Swimming has not always been a natural pleasure for me. As a youngster, my parents signed me up for swimming lessons and it was not pleasant. The water was too cold, the noise level too loud and the instructor was as friendly as a sergeant shouting out orders to recruits in boot camp. Eventually though, I earned my junior lifesaving certificate, final proof to my parents that I would not drown while swimming at the local pool.
My skills were good enough, but in the last ten years or so, I found, to my surprise, my zone, that place where every distraction falls away while swimming.
Finding my zone was not my initial purpose when I retrained myself to swim freestyle for long distances. But signing up for my first triathlon, I knew that I’d have to retrain myself to swim better. It was not impossible, but it did require focused effort and commitment. I learned to breathe differently, stroke strongly and engage muscles I didn’t know I had. Not only did I succeed with triathlons, but somehow swimming became less of an effort and more of a pleasure.
As important as it was for me to retrain my body to compete, so too is it even more important to retrain our brains to think better.
What Consumes our Minds?
What we consume our minds with is telling. Though our thoughts might be private, our words and actions tell others what we think. We cannot hide our anxiety, worry, fear or disdain, any more than we can conceal our gratitude, joy, peace or patience.
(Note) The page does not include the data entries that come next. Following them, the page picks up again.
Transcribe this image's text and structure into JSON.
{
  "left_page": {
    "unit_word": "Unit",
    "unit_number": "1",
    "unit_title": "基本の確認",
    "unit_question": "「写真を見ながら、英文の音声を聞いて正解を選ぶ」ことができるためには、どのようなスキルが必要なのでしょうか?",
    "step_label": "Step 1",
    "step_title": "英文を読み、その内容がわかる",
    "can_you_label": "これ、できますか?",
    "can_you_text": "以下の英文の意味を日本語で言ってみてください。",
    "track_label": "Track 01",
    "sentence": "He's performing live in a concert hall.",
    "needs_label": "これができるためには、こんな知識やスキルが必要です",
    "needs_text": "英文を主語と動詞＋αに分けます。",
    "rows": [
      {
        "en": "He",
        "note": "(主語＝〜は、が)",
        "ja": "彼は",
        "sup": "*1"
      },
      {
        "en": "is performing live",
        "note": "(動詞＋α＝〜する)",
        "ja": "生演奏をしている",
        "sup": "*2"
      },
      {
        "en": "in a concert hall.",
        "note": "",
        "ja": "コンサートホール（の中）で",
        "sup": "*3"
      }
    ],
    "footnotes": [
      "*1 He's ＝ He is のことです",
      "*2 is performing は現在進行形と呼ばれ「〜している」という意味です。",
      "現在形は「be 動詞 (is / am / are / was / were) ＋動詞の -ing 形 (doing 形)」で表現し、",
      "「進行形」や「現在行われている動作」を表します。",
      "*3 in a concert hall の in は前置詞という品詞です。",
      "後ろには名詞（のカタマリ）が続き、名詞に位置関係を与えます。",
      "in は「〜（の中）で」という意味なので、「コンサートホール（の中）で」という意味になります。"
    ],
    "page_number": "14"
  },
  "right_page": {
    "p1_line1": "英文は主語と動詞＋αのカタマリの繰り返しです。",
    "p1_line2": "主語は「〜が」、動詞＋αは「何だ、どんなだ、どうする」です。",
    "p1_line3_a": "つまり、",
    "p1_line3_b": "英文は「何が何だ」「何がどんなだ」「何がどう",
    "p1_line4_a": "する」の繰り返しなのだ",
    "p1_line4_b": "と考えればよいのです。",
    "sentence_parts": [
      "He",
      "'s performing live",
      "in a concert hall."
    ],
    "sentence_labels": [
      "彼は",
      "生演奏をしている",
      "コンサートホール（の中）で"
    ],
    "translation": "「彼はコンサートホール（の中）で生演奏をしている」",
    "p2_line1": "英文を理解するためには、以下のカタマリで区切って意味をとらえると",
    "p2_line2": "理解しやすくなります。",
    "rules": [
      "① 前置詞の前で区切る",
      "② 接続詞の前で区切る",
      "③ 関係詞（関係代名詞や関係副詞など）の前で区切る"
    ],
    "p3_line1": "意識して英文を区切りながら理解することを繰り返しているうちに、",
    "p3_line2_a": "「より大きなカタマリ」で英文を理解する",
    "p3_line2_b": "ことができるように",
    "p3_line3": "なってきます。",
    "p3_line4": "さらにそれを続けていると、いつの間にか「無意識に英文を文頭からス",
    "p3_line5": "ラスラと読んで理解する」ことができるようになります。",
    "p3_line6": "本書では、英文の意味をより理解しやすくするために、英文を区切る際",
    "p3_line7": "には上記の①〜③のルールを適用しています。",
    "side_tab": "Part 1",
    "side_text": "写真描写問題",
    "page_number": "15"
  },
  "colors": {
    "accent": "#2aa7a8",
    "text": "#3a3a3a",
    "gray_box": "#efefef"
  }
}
We all know that some thoughts are much better than others, yet we don’t always know how to switch our thinking. But, all of our body parts, including our brains, belong to us. We don’t have to allow our thoughts to hijack our minds, taking us places we really don’t want to go. Instead, we can take control.
Since most of us can become by worry or fear, noting what we worry about or are afraid of is a good place to begin. When we politely ask ourselves questions we begin to discern if the things we are afraid of or worry about are valid or imagined. And since our imagination can run wild, we are the ones who have to tame it.
Feeling as though we are helpless and powerless victims is the worst feeling. It leaves us hopeless. And without hope, nothing changes. Though we cannot alter anyone else’s mindset, we can modify ours. As we pay attention to our thinking patterns, we gain insight. These insights give us knowledge and knowledge can show us what we can do differently. Taking an action, as opposed to simmering in our thoughts, gives us hope for change.
At first, retraining our brains to think better thoughts will take great effort, but with repetition, having better thoughts becomes more of a spontaneous possibility.
Why bother to train our brains? It is better for us to train our thoughts so that they do not consume us, taking us places where we don’t really want to go.